Мережковский Д. С. Акрополь: Избр. лит.-критич. статьи.
М., ‘Книжная палата’, 1991.
I
Мягкая меховая шапка гречником, длинная московская шуба, слегка шаркающие калоши и знакомый басок:
— Голубчик, хорошо в Петербурге. Люблю я петербургскую литературную среду. Да и вообще хорошо быть русским литератором. Превосходнейшие люди — русские литераторы…
Мы идем с Чеховым в зимний день где-то около Исаакиевского собора. Идем, чтобы захватить еще одного ‘превосходнейшего человека’ и пойти вместе куда-нибудь пообедать,— ну, хоть к Палкину, что ли. В те времена все мы были непритязательны.
Смеется и Чехов тихонько. Нет, он говорит искренно. В голосе, в глазах — ирония, но она у него всегда, неотделимая от него, и вряд ли он сам ее замечает.
Помню эти частые его зимние приезды в Петербург, в начале девяностых годов. Но первое мое знакомство с Чеховым состоялось раньше.
Двадцать три или двадцать четыре года тому назад, вскоре после закрытия ‘Отечественных записок’, возник журнал ‘Северный вестник’. Редактором была А. М. Евреинова, издательницей — Сабашникова. Беллетристикой заведовал Плещеев, критическим отделом вначале — Михайловский. Последний очень строг был к молодым сотрудникам вроде меня, и я до сих пор не понимаю, как могла проскользнуть помимо него восторженная статья о Чехове1. Верно, случилось это за время редакторского отсутствия. А может быть, он уже тогда фактически стал отдаляться от ‘Северного вестника’. Помню, однако, его резко осудительное письмо ко мне по поводу этой статьи. В то время глаза всех были устремлены на Гаршина. Его трагическая кончина еще усилила его влияние. Чехов едва начинал, под крылом Суворина. Вышел томик его рассказов ‘Хмурые люди’. И никому не хотелось после ‘Красного цветка’ глядеть в сторону ‘Хмурых людей’.

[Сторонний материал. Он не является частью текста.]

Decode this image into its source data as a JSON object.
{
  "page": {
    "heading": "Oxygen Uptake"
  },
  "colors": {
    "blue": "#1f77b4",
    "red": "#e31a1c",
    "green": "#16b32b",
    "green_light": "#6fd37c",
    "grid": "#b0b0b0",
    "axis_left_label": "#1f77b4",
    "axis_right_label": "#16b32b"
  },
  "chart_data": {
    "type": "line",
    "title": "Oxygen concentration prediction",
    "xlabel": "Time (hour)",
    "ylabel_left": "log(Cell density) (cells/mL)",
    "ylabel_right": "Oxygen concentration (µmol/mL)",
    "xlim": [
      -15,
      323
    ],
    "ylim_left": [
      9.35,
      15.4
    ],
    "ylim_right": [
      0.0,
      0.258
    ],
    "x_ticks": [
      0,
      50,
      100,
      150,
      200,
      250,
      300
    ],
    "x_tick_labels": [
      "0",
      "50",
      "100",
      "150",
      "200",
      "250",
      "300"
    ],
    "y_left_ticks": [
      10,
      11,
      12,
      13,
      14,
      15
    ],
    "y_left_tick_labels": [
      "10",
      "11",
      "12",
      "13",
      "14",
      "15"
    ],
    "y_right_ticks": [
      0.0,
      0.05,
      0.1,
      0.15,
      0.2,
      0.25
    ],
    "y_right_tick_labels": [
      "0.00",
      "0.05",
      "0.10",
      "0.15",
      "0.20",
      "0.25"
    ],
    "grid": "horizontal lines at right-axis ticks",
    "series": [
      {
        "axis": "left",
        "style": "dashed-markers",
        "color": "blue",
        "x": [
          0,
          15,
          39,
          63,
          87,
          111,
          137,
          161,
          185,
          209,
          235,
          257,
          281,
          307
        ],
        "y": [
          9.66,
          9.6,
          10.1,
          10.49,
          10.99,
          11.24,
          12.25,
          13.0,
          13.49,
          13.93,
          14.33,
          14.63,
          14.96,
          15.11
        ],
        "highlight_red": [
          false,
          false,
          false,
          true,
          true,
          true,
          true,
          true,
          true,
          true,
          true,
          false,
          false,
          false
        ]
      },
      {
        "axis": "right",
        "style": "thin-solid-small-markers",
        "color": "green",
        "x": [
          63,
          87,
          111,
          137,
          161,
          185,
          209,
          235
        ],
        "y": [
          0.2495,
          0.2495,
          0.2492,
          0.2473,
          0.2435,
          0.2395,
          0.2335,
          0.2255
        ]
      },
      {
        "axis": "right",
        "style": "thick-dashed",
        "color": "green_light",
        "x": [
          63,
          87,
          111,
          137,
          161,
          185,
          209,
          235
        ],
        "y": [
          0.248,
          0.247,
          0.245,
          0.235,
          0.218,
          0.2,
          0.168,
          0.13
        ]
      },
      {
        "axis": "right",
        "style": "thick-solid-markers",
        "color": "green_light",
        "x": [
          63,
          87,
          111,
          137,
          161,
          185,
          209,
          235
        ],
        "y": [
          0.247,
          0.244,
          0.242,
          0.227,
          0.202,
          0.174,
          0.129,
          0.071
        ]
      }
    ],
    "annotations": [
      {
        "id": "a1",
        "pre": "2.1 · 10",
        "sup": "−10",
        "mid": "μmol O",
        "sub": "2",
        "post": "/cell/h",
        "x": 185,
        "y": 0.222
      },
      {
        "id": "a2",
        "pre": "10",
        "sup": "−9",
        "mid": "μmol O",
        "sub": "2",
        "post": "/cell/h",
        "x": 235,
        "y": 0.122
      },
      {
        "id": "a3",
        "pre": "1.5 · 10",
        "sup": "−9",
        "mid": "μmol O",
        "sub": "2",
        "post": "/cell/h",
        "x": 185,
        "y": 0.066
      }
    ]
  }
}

С тех пор я много писал о творчестве Чехова, и сейчас, здесь, в кратких заметках, мне бы не хотелось говорить о нем как о художнике. Я вызываю в памяти моей человека. Я не был с ним близок и, конечно, не понимал его в те дни. Требовал того, чего он не мог дать. В молодости мы всегда неразумно требовательны к тем, кого любим. Впрочем, мы с Чеховым были слишком разные люди.

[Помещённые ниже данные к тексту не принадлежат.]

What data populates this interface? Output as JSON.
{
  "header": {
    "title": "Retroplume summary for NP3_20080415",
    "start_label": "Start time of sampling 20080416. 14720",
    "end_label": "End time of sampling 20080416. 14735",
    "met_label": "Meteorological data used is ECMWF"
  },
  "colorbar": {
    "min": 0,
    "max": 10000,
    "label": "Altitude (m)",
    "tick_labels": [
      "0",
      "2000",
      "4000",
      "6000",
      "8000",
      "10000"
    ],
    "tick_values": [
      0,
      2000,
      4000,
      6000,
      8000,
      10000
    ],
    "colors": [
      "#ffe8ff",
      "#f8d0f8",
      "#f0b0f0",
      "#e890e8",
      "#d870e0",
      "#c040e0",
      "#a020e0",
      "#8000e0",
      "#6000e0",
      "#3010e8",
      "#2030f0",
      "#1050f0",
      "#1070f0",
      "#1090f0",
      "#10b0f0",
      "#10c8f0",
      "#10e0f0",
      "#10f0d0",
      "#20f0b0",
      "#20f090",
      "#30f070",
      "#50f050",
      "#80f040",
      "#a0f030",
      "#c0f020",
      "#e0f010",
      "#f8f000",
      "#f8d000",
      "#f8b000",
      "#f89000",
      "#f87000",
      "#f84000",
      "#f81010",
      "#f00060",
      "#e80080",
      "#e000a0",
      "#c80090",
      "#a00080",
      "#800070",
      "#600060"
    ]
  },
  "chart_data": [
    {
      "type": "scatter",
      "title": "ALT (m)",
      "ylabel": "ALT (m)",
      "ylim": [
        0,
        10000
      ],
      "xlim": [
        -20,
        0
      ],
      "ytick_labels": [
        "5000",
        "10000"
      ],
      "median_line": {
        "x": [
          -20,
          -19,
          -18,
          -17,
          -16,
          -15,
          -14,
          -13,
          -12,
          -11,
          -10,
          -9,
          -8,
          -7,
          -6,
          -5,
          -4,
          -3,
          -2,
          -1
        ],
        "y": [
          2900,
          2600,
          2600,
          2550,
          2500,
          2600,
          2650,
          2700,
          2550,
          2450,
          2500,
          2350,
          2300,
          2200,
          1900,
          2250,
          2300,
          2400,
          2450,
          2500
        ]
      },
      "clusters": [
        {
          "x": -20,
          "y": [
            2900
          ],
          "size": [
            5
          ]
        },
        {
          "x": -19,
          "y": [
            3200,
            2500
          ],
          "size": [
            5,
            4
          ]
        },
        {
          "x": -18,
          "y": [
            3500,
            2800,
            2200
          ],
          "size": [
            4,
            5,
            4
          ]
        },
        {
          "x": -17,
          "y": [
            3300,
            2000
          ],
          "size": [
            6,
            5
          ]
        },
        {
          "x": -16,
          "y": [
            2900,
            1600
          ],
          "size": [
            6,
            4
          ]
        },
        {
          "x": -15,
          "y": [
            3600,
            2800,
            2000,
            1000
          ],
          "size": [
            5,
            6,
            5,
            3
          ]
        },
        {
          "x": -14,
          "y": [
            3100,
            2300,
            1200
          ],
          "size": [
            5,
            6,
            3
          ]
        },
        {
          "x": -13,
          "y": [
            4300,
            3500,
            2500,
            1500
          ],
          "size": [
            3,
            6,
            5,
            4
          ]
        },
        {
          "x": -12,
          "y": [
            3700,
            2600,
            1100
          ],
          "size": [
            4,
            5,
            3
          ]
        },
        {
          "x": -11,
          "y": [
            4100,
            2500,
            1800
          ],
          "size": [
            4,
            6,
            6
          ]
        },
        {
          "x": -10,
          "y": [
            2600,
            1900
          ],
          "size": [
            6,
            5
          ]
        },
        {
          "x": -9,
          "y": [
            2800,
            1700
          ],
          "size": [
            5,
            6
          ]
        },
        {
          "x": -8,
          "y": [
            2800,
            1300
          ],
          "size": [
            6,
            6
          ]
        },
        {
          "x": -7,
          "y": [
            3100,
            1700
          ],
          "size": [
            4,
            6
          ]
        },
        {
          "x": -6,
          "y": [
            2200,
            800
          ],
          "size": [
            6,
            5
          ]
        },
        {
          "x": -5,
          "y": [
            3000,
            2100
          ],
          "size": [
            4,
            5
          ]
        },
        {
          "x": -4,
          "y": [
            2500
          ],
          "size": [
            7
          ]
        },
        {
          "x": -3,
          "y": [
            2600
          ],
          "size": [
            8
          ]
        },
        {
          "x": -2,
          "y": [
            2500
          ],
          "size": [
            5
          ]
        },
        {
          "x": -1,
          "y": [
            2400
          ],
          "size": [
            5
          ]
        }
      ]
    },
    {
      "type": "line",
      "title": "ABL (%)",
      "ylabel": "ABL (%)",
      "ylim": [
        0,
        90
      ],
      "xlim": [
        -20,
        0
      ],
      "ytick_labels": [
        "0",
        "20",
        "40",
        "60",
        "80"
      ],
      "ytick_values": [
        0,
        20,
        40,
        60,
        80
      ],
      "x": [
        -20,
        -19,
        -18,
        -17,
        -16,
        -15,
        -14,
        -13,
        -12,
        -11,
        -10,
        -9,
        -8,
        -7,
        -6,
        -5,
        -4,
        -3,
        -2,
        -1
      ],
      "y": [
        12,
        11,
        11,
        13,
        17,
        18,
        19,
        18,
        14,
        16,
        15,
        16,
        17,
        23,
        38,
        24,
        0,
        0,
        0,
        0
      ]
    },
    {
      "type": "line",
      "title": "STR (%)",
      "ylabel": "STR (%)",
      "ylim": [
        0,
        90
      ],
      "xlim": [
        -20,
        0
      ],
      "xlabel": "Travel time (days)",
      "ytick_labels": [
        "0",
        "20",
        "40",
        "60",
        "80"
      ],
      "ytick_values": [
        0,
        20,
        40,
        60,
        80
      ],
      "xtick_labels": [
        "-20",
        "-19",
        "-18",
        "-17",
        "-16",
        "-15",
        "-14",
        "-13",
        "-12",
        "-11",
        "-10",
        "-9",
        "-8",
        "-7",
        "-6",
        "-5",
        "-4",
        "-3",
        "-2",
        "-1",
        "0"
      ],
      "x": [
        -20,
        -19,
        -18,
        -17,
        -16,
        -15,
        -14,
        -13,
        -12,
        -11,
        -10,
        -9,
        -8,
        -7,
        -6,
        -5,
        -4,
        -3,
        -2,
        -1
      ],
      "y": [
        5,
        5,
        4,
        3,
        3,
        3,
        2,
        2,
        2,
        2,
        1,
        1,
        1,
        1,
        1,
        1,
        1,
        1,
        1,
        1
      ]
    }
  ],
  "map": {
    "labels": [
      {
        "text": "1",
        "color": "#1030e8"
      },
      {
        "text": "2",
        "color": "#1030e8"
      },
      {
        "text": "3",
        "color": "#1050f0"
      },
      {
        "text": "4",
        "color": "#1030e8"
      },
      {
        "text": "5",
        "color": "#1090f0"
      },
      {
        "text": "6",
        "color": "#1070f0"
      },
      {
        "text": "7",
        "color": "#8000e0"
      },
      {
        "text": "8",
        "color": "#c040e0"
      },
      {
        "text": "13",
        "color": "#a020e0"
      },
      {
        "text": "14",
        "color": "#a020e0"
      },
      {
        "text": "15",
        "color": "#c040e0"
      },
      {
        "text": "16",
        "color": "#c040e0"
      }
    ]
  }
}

В нежный мартовский день, в Венеции, я зашел как-то с площади Св. Марка в собор. Мы оба, я и жена моя, в первый раз тогда были в Италии, в первом итальянском городе.

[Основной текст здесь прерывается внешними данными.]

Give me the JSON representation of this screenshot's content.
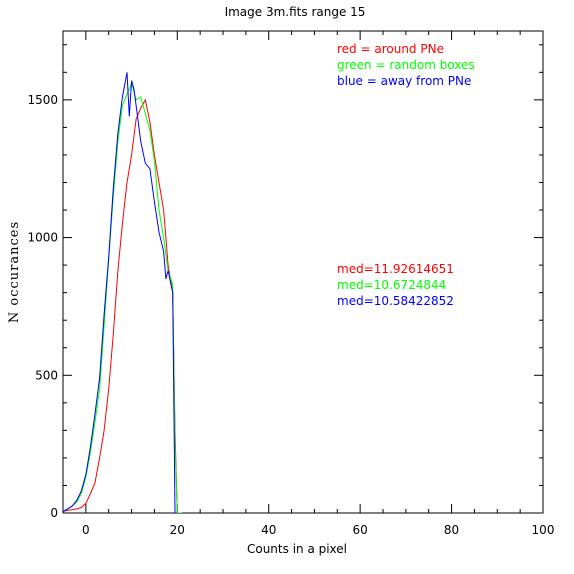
{
  "chart_data": {
    "type": "line",
    "title": "Image 3m.fits   range 15",
    "xlabel": "Counts in a pixel",
    "ylabel": "N  occurances",
    "xlim": [
      -5,
      100
    ],
    "ylim": [
      0,
      1750
    ],
    "xticks": [
      0,
      20,
      40,
      60,
      80,
      100
    ],
    "yticks": [
      0,
      500,
      1000,
      1500
    ],
    "grid": false,
    "legend_position": "top-right",
    "series": [
      {
        "name": "red = around PNe",
        "color": "#ff0000",
        "median_label": "med=11.92614651",
        "x": [
          -5,
          -4,
          -3,
          -2,
          -1,
          0,
          1,
          2,
          3,
          4,
          5,
          6,
          7,
          8,
          9,
          10,
          11,
          12,
          13,
          14,
          15,
          16,
          17,
          18,
          19,
          19.5,
          20,
          20.5,
          21
        ],
        "y": [
          5,
          10,
          12,
          15,
          20,
          35,
          70,
          110,
          200,
          300,
          450,
          650,
          880,
          1050,
          1200,
          1300,
          1430,
          1470,
          1500,
          1420,
          1300,
          1200,
          1100,
          900,
          800,
          300,
          0,
          0,
          0
        ]
      },
      {
        "name": "green = random boxes",
        "color": "#00ff00",
        "median_label": "med=10.6724844",
        "x": [
          -5,
          -4,
          -3,
          -2,
          -1,
          0,
          1,
          2,
          3,
          4,
          5,
          6,
          7,
          8,
          9,
          10,
          11,
          12,
          13,
          14,
          15,
          16,
          17,
          18,
          19,
          19.5,
          20,
          21
        ],
        "y": [
          5,
          15,
          25,
          40,
          70,
          130,
          220,
          330,
          450,
          680,
          920,
          1150,
          1350,
          1480,
          1520,
          1560,
          1500,
          1510,
          1450,
          1390,
          1280,
          1100,
          1000,
          880,
          830,
          250,
          0,
          0
        ]
      },
      {
        "name": "blue = away from PNe",
        "color": "#0000ff",
        "median_label": "med=10.58422852",
        "x": [
          -5,
          -4,
          -3,
          -2,
          -1,
          0,
          1,
          2,
          3,
          4,
          5,
          6,
          7,
          8,
          9,
          9.5,
          10,
          10.5,
          11,
          12,
          13,
          14,
          15,
          16,
          17,
          17.5,
          18,
          19,
          19.5,
          20
        ],
        "y": [
          5,
          15,
          25,
          45,
          80,
          140,
          240,
          360,
          490,
          720,
          930,
          1180,
          1380,
          1510,
          1600,
          1440,
          1570,
          1540,
          1480,
          1350,
          1270,
          1250,
          1130,
          1020,
          950,
          850,
          880,
          800,
          0,
          0
        ]
      }
    ]
  }
}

— Посмотри. Это — русские?
Сутулый, бодрый старик в крылатке. С ним рядом — молодой, полузнакомое бледное лицо с бледной бородкой.
Старика я знал. Это был Суворин. Почему я угадал, что спутник его — Чехов, не помню. Должно быть, я встречался с ним в редакции ‘Северного вестника’, мельком.
Мы подошли к ним, в тени собора сразу все познакомились, и вышло как-то, что весь этот день мы провели вместе. Осматривали стеклянные фабрики и покупали безделушки.
Молоденькая спутница моя быстро подружилась с А. С. Сувориным и все с ним спорила. Я восторженно говорил с Чеховым об Италии. Он шел рядом, высокий, чуть горбясь, как всегда, и тихонько усмехался. Он также в первый раз был в Италии. Венеция тоже была для него первым итальянским городом, но никакой восторженности в нем не замечалось. Меня это даже немного обидело.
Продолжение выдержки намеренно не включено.